Constructing Special Angles

Task

The goal of this task is to estimate the measure of angles in triangles with integer side lengths.

1. What are the angle measures in a triangle whose three sides each have length of one unit?  Explain.
2. What are the approximate measures of the three angles in a triangle whose side lengths are 3, 4, and 5 units respectively? Explain.
3. What are the approximate angle measures of the three angles in a triangle whose side lengths are 2, 3, and 4 units respectively?

IM Commentary

The goal of this task is to estimate the measure of angles in triangles with integer side lengths. In some cases, like the equilateral triangle, this can be done using properties of the triangle. For right triangles, inverse trigonometric functions can be applied. In other cases, like part (c), an auxiliary construction is needed before applying trigonometry to calculate the angles. Since the task requires inverse trigonometric functions, students will use technology to make appropriate estimates. One very interesting side note to this task is that the algorithms that many calculators use in order to calculate complex functions such as trigonometric functions use properties of trigonometric functions along with some exact values for special angles like 30$^\circ$ and 45$^\circ$.  
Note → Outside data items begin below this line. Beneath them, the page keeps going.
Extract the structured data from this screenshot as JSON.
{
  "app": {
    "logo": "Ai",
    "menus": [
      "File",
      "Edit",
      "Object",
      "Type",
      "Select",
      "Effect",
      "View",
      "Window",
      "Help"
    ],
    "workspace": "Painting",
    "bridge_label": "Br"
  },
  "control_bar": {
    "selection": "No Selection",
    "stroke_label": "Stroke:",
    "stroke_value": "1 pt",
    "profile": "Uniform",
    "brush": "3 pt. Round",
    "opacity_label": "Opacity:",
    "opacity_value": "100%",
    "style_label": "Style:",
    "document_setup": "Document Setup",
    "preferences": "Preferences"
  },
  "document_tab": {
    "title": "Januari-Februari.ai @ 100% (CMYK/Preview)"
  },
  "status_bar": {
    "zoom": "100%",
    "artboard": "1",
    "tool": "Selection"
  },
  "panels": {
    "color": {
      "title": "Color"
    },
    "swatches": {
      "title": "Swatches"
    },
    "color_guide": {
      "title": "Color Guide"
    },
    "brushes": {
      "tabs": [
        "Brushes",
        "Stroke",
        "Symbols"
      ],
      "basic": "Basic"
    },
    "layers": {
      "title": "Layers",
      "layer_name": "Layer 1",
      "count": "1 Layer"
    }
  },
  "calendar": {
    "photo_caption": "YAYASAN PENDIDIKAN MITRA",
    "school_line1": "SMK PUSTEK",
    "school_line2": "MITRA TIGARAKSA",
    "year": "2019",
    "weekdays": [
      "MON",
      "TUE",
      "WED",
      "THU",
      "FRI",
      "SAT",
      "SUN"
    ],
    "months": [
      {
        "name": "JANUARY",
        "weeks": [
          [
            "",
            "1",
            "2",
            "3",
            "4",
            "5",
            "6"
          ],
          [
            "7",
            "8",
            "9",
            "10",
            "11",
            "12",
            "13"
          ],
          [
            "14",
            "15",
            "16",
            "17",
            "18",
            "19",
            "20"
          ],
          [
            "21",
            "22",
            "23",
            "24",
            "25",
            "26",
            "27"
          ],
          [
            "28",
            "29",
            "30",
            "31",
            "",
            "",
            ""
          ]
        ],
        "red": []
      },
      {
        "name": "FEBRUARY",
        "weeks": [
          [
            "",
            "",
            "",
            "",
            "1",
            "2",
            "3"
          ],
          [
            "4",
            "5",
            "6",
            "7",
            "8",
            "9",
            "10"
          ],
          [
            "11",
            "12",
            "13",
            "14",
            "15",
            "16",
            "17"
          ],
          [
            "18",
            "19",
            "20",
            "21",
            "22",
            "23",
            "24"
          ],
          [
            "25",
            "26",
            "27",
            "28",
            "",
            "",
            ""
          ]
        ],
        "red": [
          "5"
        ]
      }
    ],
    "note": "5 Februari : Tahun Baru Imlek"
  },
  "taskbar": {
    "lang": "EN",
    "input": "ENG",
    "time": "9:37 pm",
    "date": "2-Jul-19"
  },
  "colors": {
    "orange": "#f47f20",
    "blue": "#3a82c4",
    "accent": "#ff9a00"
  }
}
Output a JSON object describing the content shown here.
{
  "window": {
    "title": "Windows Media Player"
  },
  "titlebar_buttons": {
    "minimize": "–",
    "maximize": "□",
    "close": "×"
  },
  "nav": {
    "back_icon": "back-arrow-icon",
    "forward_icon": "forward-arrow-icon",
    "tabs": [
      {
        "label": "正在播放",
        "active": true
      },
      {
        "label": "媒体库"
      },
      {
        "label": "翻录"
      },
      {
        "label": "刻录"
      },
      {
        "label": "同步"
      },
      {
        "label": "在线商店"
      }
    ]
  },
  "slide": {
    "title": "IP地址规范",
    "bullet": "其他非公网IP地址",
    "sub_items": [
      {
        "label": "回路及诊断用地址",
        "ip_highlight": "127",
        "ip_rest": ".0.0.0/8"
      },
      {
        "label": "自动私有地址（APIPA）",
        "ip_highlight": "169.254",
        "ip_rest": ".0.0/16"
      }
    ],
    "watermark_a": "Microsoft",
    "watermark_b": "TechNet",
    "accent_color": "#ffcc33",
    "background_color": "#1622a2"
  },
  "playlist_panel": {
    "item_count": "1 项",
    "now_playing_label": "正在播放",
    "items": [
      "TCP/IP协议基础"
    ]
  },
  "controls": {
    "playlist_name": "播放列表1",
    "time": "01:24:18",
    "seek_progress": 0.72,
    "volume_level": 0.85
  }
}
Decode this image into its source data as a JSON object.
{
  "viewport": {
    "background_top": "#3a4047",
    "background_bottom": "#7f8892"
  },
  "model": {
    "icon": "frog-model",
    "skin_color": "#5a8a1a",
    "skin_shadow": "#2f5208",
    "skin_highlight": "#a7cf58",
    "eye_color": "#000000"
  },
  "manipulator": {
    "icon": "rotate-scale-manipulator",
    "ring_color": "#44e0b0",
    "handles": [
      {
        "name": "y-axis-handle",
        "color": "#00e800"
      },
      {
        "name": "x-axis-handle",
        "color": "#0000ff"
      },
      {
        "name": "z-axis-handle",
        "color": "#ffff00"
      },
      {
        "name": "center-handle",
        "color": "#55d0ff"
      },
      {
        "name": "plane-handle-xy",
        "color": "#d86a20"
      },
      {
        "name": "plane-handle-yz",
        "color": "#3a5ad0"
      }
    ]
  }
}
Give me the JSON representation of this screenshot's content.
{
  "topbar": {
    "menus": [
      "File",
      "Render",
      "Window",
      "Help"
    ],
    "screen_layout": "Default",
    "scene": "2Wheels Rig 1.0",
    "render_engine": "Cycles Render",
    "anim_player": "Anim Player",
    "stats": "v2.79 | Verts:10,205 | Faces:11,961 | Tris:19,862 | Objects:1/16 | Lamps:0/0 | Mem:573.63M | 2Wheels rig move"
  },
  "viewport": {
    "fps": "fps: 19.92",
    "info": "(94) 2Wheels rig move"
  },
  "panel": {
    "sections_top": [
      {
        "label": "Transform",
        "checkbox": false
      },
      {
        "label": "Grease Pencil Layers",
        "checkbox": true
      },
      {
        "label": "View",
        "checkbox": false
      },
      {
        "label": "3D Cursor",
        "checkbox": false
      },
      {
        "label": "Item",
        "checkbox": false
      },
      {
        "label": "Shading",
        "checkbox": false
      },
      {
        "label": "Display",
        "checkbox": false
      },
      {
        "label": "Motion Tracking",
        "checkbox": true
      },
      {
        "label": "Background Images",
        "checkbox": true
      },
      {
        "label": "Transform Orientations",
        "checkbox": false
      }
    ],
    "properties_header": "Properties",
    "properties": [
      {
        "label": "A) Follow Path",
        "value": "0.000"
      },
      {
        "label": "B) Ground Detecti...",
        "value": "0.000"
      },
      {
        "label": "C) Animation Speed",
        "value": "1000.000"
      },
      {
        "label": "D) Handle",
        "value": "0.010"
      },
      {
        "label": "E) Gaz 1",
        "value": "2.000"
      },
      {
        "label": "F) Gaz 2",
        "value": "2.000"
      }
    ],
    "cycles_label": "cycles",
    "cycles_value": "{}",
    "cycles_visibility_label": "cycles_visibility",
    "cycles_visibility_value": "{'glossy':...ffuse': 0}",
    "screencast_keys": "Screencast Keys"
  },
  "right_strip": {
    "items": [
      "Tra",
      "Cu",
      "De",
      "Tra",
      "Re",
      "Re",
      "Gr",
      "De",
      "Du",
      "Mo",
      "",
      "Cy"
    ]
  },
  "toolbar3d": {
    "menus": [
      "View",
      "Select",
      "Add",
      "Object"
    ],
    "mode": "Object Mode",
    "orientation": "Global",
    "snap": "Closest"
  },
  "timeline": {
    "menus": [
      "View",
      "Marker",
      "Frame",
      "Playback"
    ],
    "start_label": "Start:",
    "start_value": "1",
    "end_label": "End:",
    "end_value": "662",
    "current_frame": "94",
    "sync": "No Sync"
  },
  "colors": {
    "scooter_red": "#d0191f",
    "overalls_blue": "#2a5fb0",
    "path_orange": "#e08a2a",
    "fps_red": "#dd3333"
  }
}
Many ancient cultures reportedly used triangles with side lengths 3, 4, and 5 units in order to construct right angles. This provided a simple means of making right angles which would be very important in architecture and other design problems. More information about how ancient cultures used Pythagorean triples in order to construct right angles can be found in the commentary to this task: https://www.illustrativemathematics.org/illustrations/724. One very interesting and challenging extension question would be: what whole number side lengths are necessary in order to construct angles within one half of a degree of each whole number angle measure from 0 to 179? Or we could look for angles within any given level of precision (one degree or one tenth of a degree, for example) of any given angle. 

Solution

1. A triangle with three sides of length 1 unit is an equilateral triangle, and so all of its angles are congruent and each measures 60 degrees.
2. The converse of the Pythagorean theorem says that if $a, b, c$ are side lengths of a triangle and $a^2 + b^2 = c^2$ then the triangle is right with the right angle opposite the side of length $c$. In our case, this is pictured below:

   
   

   We know that for the angle $P$ the side adjacent measures 3 units, the side opposite measures 4 units, and the hypotenuse of the right triangle measures 5 units. So $\sin{P} = \frac{4}{5}$ and $\cos{P} = \frac{3}{5}$. So we have $m(P) = \sin^{-1}{\left(\frac{4}{5}\right)} \approx 53^\circ$. Since $m(\angle P) + m(\angle R) = 90$ we have that $m(\angle R) \approx 37^\circ$ which can also be found using $m(\angle R) = \sin^{-1}{\left(\frac{3}{5}\right)}$.  

3. Below is a picture of a triangle with side lengths 2, 3, and 4 units along with a perpendicular line drawn to the side of length 4:

   

   In order to estimate the different angles we begin by calculating the segment lengths $|AD|$, $|BD|$, and  $|CD|$. We can do this by applying the Pythagorean theorem to right triangles $ADC$ and $BDC$. We set $x = |CD|$ and $y = |DB|$ so $|AD| = 4 - y$. The Pythagorean theorem applied to $\triangle BDC$ gives $$x^2 + y^2 = 4.$$ Applying the Pythagorean theorem to $\triangle ADC$ gives $$x^2 + (4-y)^2 = 9.$$ We can eliminate $x$ from the equations by subtracting the first from the second, leaving us with $(4-y)^2 - y^2 = 5$. This is a linear equation in $y$ which we can solve to find $y = \frac{11}{8}$. This tells us that $|BD| = \frac{11}{8}$ and so $|AD| = \frac{21}{8}$. Using either of the above equations we find that $|CD| = \frac{\sqrt{135}}{8}$.

   We can now estimate the different angles. We have $\sin{A} = \frac{\sqrt{135}}{24}$ so $m(A) = \sin^{-1}\left(\frac{\sqrt{135}}{24}\right) \approx 29^\circ.$ For angle $B$ we have $\sin{B} = \frac{\sqrt{135}}{24}$ so $m(B) = \sin^{-1}\left(\frac{\sqrt{135}}{16}\right) \approx 47^\circ.$ For $\angle ACB$ we can use the fact that the sum of the three angles in $\triangle ABC$ is 180$^\circ$ to get an estimate of 104$^\circ$.